3 Septembre 2023
Human Rights Watch a enquêté sur les meurtres d’enfants palestiniens en Cisjordanie et en territoires occupés. Les soldats auteurs de ces crimes ne risquent aucune sanction et Tel-Aviv s’en tire à bon compte au regard du droit international.
C’est le crime dans toute son horreur et dans une totale impunité… Depuis des décennies, des enfants meurent par centaines en Palestine sous les balles de soldats israéliens sans que cela ne soulève la moindre protestation dans le camp des alliés de Tel-Aviv, sans même de pression réelle de la part des Nations unies pour que cessent ses assassinats au grand jour.
L’ONG Human Rights Watch (HRW) dresse ce constat épouvantable dans une enquête publiée lundi. « Les enfants palestiniens vivent dans un contexte réel d’apartheid et de violence structurelle, où ils risquent à tout moment d’être abattus, sans aucune perspective sérieuse d’obligation de rendre des comptes » , résume Bill Van Esveld, directeur adjoint de la division des droits des enfants à HRW.
Les derniers chiffres recueillis indiquent que ce crime prend sans cesse de l’ampleur. L’année 2022 aura été la plus meurtrière pour les enfants de Cisjordanie depuis quinze ans, et 2023 pourrait être encore plus atroce. Au moins 34 adolescents auraient été tués à la date du 22 août.
HRW lève le voile sur ce massacre après avoir mené une enquête sur quatre tirs mortels de soldats israéliens entre novembre 2022 et mars 2023. Les exemples cités donnent une idée de cet engrenage criminel.
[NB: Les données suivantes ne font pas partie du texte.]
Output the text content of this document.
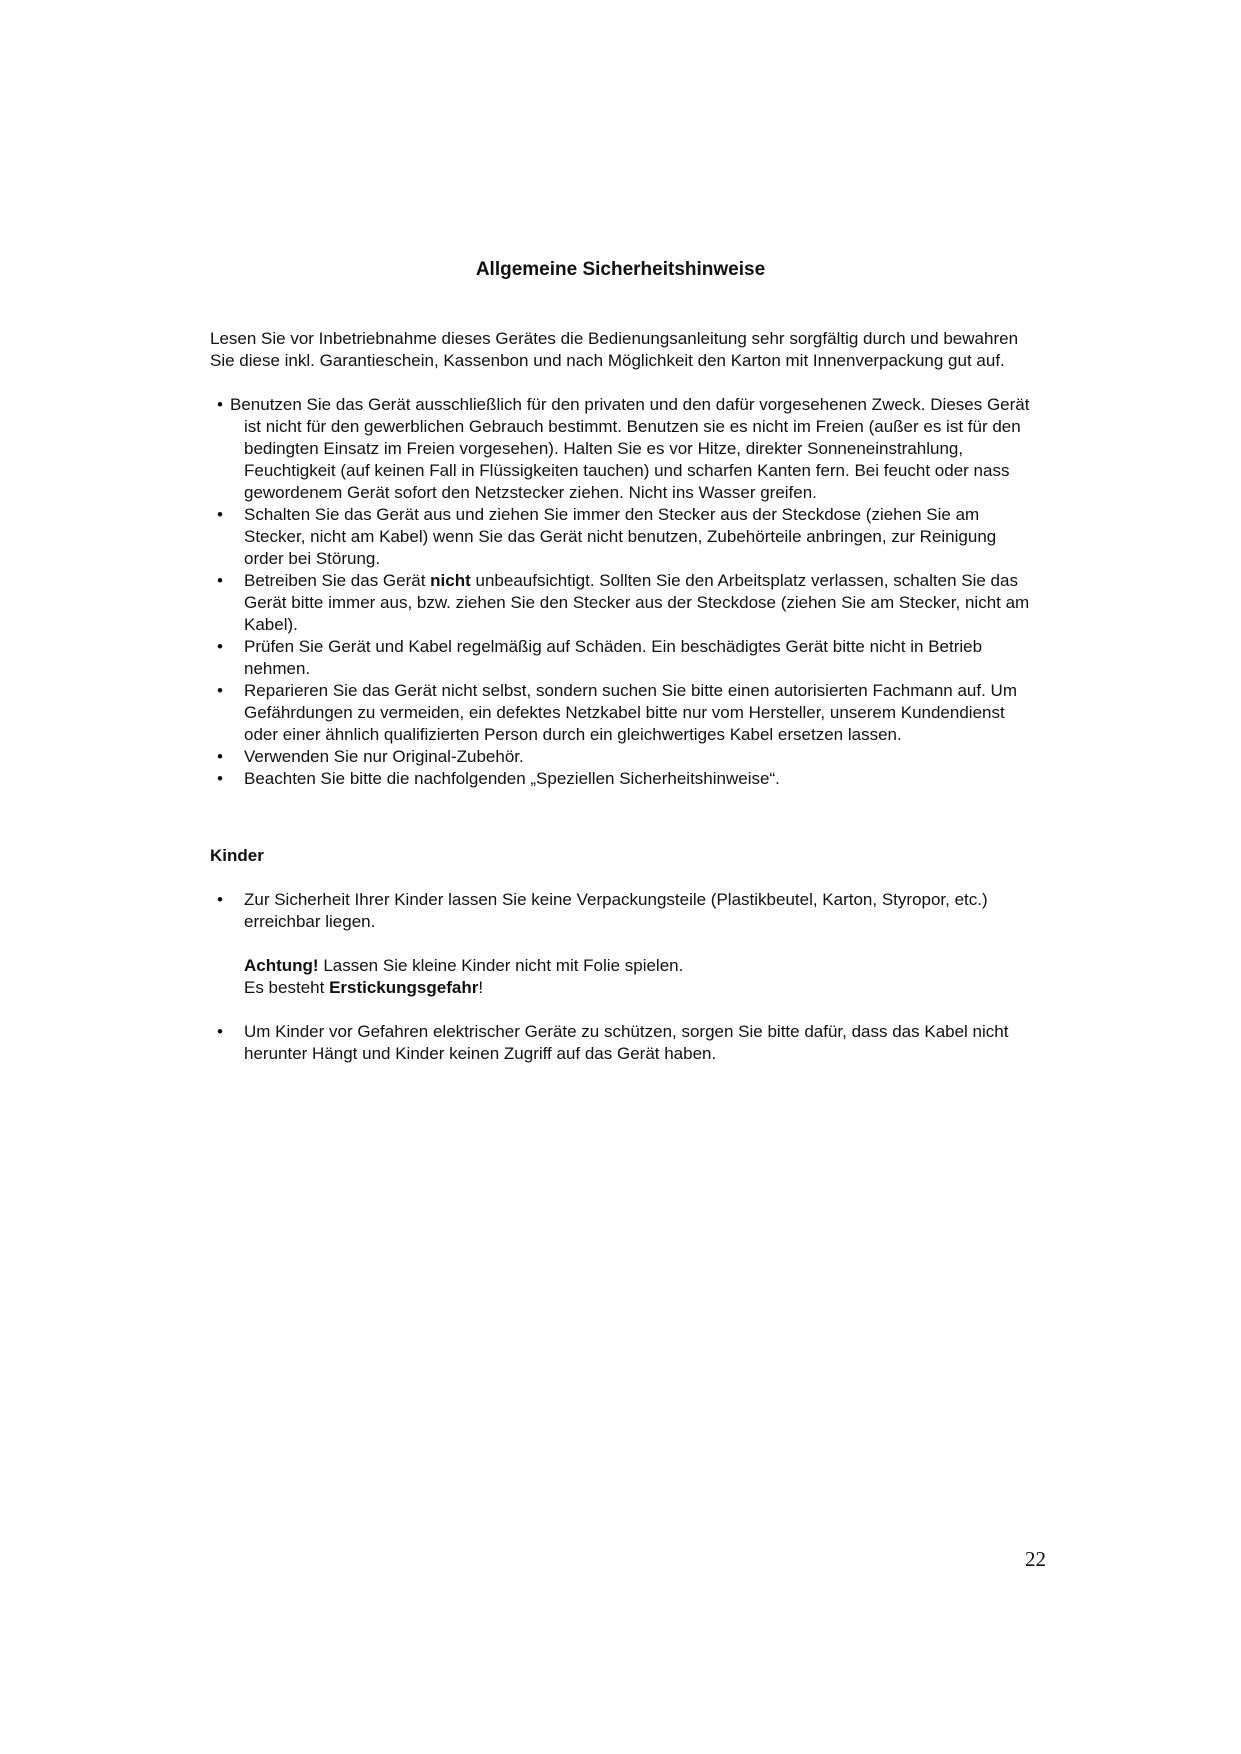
Allgemeine Sicherheitshinweise

Lesen Sie vor Inbetriebnahme dieses Gerätes die Bedienungsanleitung sehr sorgfältig durch und bewahren Sie diese inkl. Garantieschein, Kassenbon und nach Möglichkeit den Karton mit Innenverpackung gut auf.

• Benutzen Sie das Gerät ausschließlich für den privaten und den dafür vorgesehenen Zweck. Dieses Gerät ist nicht für den gewerblichen Gebrauch bestimmt. Benutzen sie es nicht im Freien (außer es ist für den bedingten Einsatz im Freien vorgesehen). Halten Sie es vor Hitze, direkter Sonneneinstrahlung, Feuchtigkeit (auf keinen Fall in Flüssigkeiten tauchen) und scharfen Kanten fern. Bei feucht oder nass gewordenem Gerät sofort den Netzstecker ziehen. Nicht ins Wasser greifen.
•	Schalten Sie das Gerät aus und ziehen Sie immer den Stecker aus der Steckdose (ziehen Sie am Stecker, nicht am Kabel) wenn Sie das Gerät nicht benutzen, Zubehörteile anbringen, zur Reinigung order bei Störung.
•	Betreiben Sie das Gerät nicht unbeaufsichtigt. Sollten Sie den Arbeitsplatz verlassen, schalten Sie das Gerät bitte immer aus, bzw. ziehen Sie den Stecker aus der Steckdose (ziehen Sie am Stecker, nicht am Kabel).
•	Prüfen Sie Gerät und Kabel regelmäßig auf Schäden. Ein beschädigtes Gerät bitte nicht in Betrieb nehmen.
•	Reparieren Sie das Gerät nicht selbst, sondern suchen Sie bitte einen autorisierten Fachmann auf. Um Gefährdungen zu vermeiden, ein defektes Netzkabel bitte nur vom Hersteller, unserem Kundendienst oder einer ähnlich qualifizierten Person durch ein gleichwertiges Kabel ersetzen lassen.
•	Verwenden Sie nur Original-Zubehör.
•	Beachten Sie bitte die nachfolgenden „Speziellen Sicherheitshinweise“.
Kinder
•	Zur Sicherheit Ihrer Kinder lassen Sie keine Verpackungsteile (Plastikbeutel, Karton, Styropor, etc.) erreichbar liegen.

Achtung! Lassen Sie kleine Kinder nicht mit Folie spielen.

Es besteht Erstickungsgefahr!

•	Um Kinder vor Gefahren elektrischer Geräte zu schützen, sorgen Sie bitte dafür, dass das Kabel nicht herunter Hängt und Kinder keinen Zugriff auf das Gerät haben.
22
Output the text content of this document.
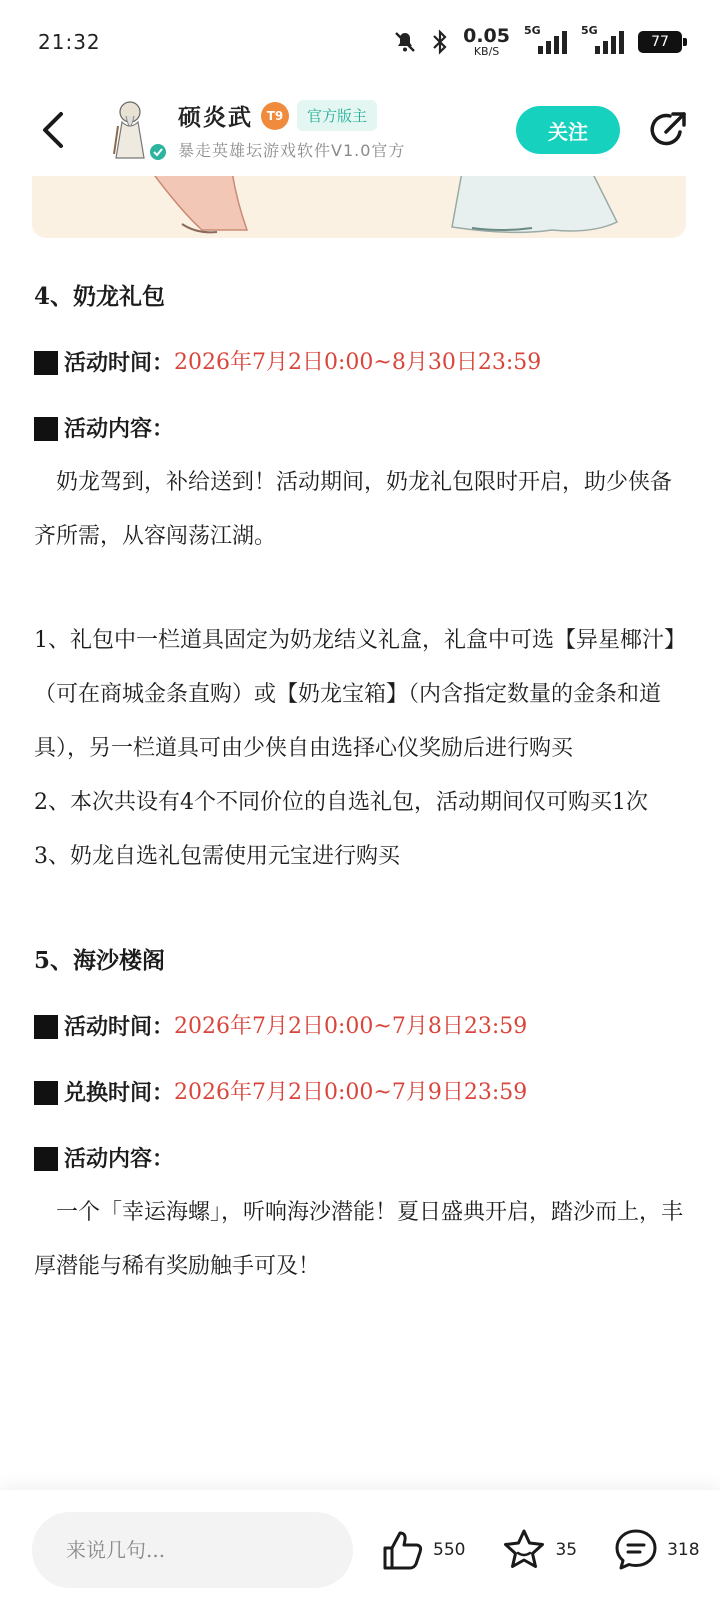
21:32	0.05
KB/S
5G	5G
77
硕炎武	T9	官方版主
暴走英雄坛游戏软件V1.0官方
关注

4、奶龙礼包

活动时间： 2026年7月2日0:00~8月30日23:59
活动内容：

　奶龙驾到，补给送到！活动期间，奶龙礼包限时开启，助少侠备齐所需，从容闯荡江湖。

1、礼包中一栏道具固定为奶龙结义礼盒，礼盒中可选【异星椰汁】（可在商城金条直购）或【奶龙宝箱】（内含指定数量的金条和道具），另一栏道具可由少侠自由选择心仪奖励后进行购买

2、本次共设有4个不同价位的自选礼包，活动期间仅可购买1次

3、奶龙自选礼包需使用元宝进行购买

5、海沙楼阁

活动时间： 2026年7月2日0:00~7月8日23:59
兑换时间： 2026年7月2日0:00~7月9日23:59
活动内容：

　一个「幸运海螺」，听响海沙潜能！夏日盛典开启，踏沙而上，丰厚潜能与稀有奖励触手可及！

来说几句...
550	35	318
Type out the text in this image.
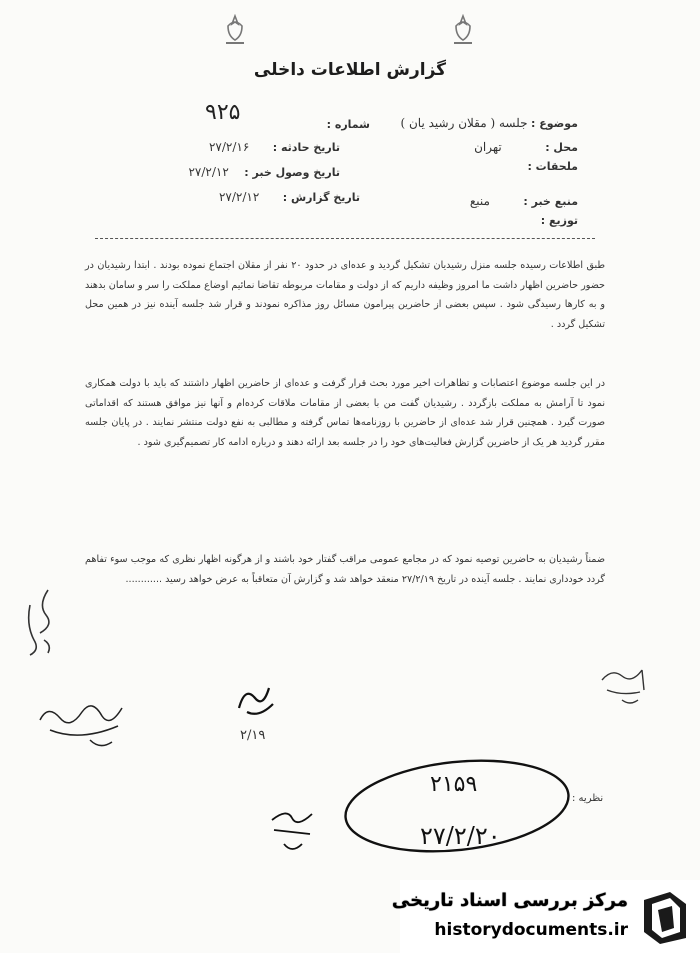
گزارش اطلاعات داخلی
موضوع : جلسه ( مقلان رشید یان )
محل : تهران
ملحقات :
منبع خبر : منبع
توزیع :
شماره :
۹۲۵
تاریخ حادثه : ۲۷/۲/۱۶
تاریخ وصول خبر : ۲۷/۲/۱۲
تاریخ گزارش : ۲۷/۲/۱۲
طبق اطلاعات رسیده جلسه منزل رشیدیان تشکیل گردید و عده‌ای در حدود ۲۰ نفر از مقلان اجتماع نموده بودند . ابتدا رشیدیان در حضور حاضرین اظهار داشت ما امروز وظیفه داریم که از دولت و مقامات مربوطه تقاضا نمائیم اوضاع مملکت را سر و سامان بدهند و به کارها رسیدگی شود . سپس بعضی از حاضرین پیرامون مسائل روز مذاکره نمودند و قرار شد جلسه آینده نیز در همین محل تشکیل گردد .
در این جلسه موضوع اعتصابات و تظاهرات اخیر مورد بحث قرار گرفت و عده‌ای از حاضرین اظهار داشتند که باید با دولت همکاری نمود تا آرامش به مملکت بازگردد . رشیدیان گفت من با بعضی از مقامات ملاقات کرده‌ام و آنها نیز موافق هستند که اقداماتی صورت گیرد . همچنین قرار شد عده‌ای از حاضرین با روزنامه‌ها تماس گرفته و مطالبی به نفع دولت منتشر نمایند . در پایان جلسه مقرر گردید هر یک از حاضرین گزارش فعالیت‌های خود را در جلسه بعد ارائه دهند و درباره ادامه کار تصمیم‌گیری شود .
ضمناً رشیدیان به حاضرین توصیه نمود که در مجامع عمومی مراقب گفتار خود باشند و از هرگونه اظهار نظری که موجب سوء تفاهم گردد خودداری نمایند . جلسه آینده در تاریخ ۲۷/۲/۱۹ منعقد خواهد شد و گزارش آن متعاقباً به عرض خواهد رسید ............
۲/۱۹
نظریه :
۲۱۵۹
۲۷/۲/۲۰
مرکز بررسی اسناد تاریخی
historydocuments.ir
Des plaintes qui restent systématiquement lettres mortes
Mahmoud Al Sadi, 17 ans, a été tué sur le chemin de l’école près du camp de réfugiés de Jénine le 21 novembre 2022, non loin de l’endroit où a été assassinée la journaliste Shireen Abu Akleh le 11 mai de la même année.
Mohammed Al Sleem, 17 ans également, a été abattu d’une balle dans le dos alors qu’il prenait la fuite après avoir jeté des pierres sur des véhicules militaires qui ont fait irruption dans son village dans le nord de la Cisjordanie.
Wadea Abou Ramouz, du même âge, a connu un sort identique et dans les mêmes conditions au début de cette année, le 25 janvier, à Jérusalem-Est. Scène à peine imaginable : l’ONG raconte qu’il a été enchaîné à son lit d’hôpital, que ses proches ont été interdits de visite, que son corps leur été remis cinq mois après sa mort avec l’exigence de l’enterrer la nuit dans la discrétion.
Les conclusions de l’ONG sont étayées par des entretiens avec des membres des familles des enfants tués, d’habitants, d’avocats, de médecins, des membres d’organisations palestiniennes et israéliennes de défense des droits humains, présents pour certains sur le terrain. HRW s’est également appuyée sur un ensemble de matériaux, images de vidéosurveillance, déclarations des agences de sécurité israéliennes, dossiers médicaux, articles de presse…
Les soldats qui commettent ces crimes peuvent dormir tranquilles. Les plaintes sont systématiquement lettres mortes. De 2017 à 2021, moins de 1 % d’entre elles aurait abouti selon le groupe israélien de défense des droits Yesh Din, cité par l’ONG, qui parle de « mécanisme de blanchiment » au sujet du système israélien d’application de la loi.
Rien ne bouge non plus du côté de l’ONU. Curieusement, Israël n’a jamais été mentionné sur la « liste de la honte » du Secrétaire général qui énumère chaque année les forces militaires et les groupes armés responsables de violences graves envers des enfants. Les enfants palestiniens meurent dans le silence.